I do believe you can make a difference with attention and a routine. When I was working I would never go to bed without first removing my make-up, cleansing and moisturizing. Nowadays, I don’t wear make-up but still adhere to my ritual. I’ve tried to impress upon my daughters that starting early in life will make a difference in how they will look when they reach my age. Of course, they didn’t spend their youth mixing baby oil and iodine for that sunburn, skin cancer producing summer cocktail. No one today would ever consider that potion nor would they mix-up a homemade version of “Sun In” to get those perfect blonde highlights – pure lemon juice and water.
Have we learned anything along the way? Do we really want to deny the badge of age and wisdom our skin portrays to the world? As my finances compressed I looked at the cabinet of potions, oils and creams I had amassed. I started to winnow down the steps I took twice a day to slow the clock.
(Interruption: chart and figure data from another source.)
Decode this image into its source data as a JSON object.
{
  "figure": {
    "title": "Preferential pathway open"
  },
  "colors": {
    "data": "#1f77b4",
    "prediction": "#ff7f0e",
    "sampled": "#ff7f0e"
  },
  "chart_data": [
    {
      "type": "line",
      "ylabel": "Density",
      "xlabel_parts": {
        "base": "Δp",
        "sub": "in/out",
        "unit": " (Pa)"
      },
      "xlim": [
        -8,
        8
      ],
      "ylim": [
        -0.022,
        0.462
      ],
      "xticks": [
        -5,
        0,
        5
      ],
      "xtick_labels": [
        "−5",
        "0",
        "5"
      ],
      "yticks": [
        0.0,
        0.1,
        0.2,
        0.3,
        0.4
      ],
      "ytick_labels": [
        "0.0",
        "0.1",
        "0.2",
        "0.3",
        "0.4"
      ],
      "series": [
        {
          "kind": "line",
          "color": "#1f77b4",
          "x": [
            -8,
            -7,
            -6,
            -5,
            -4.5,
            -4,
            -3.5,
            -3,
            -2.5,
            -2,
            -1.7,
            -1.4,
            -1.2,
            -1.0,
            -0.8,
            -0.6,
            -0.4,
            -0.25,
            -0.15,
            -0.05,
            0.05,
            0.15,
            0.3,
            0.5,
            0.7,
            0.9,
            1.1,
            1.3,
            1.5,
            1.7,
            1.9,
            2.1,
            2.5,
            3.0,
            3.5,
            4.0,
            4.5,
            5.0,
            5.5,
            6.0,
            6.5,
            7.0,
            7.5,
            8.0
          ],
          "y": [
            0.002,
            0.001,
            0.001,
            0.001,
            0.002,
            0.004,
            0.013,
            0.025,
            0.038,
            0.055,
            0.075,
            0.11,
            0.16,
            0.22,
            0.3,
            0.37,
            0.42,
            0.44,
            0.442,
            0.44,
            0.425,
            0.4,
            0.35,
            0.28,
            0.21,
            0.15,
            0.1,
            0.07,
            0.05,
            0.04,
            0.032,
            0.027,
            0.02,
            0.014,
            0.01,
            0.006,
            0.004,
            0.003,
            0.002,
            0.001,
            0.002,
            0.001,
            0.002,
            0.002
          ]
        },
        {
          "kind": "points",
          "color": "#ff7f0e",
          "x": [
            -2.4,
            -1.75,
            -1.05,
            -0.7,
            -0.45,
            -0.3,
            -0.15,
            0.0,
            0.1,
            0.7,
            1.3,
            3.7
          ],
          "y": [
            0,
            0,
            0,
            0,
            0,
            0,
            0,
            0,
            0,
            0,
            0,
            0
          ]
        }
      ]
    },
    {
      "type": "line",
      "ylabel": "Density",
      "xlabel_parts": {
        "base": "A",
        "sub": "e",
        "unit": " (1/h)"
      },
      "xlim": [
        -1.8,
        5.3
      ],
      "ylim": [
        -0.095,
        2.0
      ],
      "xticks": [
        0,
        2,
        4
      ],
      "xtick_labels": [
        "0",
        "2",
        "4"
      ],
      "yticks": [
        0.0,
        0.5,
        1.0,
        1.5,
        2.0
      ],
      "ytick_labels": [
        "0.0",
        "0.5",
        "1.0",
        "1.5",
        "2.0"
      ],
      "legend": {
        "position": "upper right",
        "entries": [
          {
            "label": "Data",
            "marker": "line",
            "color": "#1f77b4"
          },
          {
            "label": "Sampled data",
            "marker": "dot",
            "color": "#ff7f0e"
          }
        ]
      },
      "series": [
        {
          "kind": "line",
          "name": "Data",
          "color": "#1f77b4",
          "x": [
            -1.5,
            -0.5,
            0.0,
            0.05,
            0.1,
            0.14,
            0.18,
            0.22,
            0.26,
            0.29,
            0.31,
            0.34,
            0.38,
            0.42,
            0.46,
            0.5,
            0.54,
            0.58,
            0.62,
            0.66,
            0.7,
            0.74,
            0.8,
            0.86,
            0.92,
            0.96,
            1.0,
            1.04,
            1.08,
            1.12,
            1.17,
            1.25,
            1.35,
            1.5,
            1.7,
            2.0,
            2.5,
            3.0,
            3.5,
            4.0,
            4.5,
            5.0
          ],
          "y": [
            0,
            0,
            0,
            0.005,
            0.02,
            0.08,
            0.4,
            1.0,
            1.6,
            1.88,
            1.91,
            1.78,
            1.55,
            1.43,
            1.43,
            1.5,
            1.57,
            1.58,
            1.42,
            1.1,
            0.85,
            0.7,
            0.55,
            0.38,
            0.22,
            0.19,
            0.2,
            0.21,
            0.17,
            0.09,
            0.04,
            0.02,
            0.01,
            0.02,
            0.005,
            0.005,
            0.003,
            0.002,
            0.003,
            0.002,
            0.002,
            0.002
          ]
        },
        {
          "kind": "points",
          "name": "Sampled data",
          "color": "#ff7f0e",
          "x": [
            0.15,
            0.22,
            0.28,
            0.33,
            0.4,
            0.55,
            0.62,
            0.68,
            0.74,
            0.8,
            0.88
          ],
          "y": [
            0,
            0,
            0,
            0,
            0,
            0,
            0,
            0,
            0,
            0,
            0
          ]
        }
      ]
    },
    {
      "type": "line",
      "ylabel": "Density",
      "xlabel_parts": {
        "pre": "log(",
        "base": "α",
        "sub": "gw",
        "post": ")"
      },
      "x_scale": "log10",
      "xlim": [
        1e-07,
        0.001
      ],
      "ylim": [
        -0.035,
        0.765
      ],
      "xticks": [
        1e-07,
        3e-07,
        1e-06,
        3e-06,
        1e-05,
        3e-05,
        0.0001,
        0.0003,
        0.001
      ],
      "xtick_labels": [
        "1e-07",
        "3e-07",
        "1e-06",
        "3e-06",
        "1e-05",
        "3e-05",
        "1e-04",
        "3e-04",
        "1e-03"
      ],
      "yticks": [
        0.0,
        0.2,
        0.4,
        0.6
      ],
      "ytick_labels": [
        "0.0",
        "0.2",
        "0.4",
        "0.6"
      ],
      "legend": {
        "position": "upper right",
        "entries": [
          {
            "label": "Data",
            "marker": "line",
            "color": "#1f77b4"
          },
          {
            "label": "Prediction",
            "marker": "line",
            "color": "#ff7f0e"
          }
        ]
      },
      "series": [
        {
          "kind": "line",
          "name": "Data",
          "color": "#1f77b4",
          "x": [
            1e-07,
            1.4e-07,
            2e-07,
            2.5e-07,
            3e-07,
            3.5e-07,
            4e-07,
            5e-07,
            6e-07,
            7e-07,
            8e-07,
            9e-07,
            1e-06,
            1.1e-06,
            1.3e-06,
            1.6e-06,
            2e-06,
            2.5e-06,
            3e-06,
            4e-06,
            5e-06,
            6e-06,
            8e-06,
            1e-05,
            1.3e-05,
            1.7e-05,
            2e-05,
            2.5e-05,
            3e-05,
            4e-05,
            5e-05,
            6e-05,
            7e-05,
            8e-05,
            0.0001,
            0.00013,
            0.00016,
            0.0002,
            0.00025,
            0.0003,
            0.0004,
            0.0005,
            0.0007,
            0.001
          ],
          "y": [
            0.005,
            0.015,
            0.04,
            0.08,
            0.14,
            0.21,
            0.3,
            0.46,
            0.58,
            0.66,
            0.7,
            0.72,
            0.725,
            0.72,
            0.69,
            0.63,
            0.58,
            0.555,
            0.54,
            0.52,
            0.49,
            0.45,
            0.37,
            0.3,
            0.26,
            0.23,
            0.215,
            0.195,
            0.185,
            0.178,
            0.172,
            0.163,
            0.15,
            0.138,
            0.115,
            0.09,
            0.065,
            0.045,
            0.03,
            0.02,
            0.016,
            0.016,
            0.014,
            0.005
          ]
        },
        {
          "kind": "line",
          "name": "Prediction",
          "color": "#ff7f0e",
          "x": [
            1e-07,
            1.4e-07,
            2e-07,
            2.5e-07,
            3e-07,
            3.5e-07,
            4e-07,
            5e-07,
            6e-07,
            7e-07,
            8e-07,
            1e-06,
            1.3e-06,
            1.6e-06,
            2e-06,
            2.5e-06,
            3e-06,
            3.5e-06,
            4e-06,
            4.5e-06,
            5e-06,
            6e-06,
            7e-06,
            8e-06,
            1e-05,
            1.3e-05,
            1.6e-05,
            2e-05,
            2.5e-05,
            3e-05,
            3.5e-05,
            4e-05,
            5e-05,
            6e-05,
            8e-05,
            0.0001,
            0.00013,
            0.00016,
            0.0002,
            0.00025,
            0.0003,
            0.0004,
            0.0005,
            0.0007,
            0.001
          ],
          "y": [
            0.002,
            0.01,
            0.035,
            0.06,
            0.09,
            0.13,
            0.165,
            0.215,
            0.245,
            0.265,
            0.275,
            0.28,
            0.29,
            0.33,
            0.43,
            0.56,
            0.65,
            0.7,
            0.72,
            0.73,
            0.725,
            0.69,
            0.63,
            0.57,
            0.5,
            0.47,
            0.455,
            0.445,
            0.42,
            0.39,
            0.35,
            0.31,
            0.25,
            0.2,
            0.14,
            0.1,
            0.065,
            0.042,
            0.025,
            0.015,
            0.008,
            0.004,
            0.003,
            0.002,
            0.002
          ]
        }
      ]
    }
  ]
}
Unfortunately, I won’t know what really was working until I stop using something and the results show up. Then it will be too late, right? Was I roped into this fear by astute marketing? With no crystal ball to show me the alternative, I keep up the arsenal of products and the routine.
I am at peace with my laugh-lines and less than firm countenance. How can I not be when I live with a being who embodies the beauty of loose skin and heavenly rolls?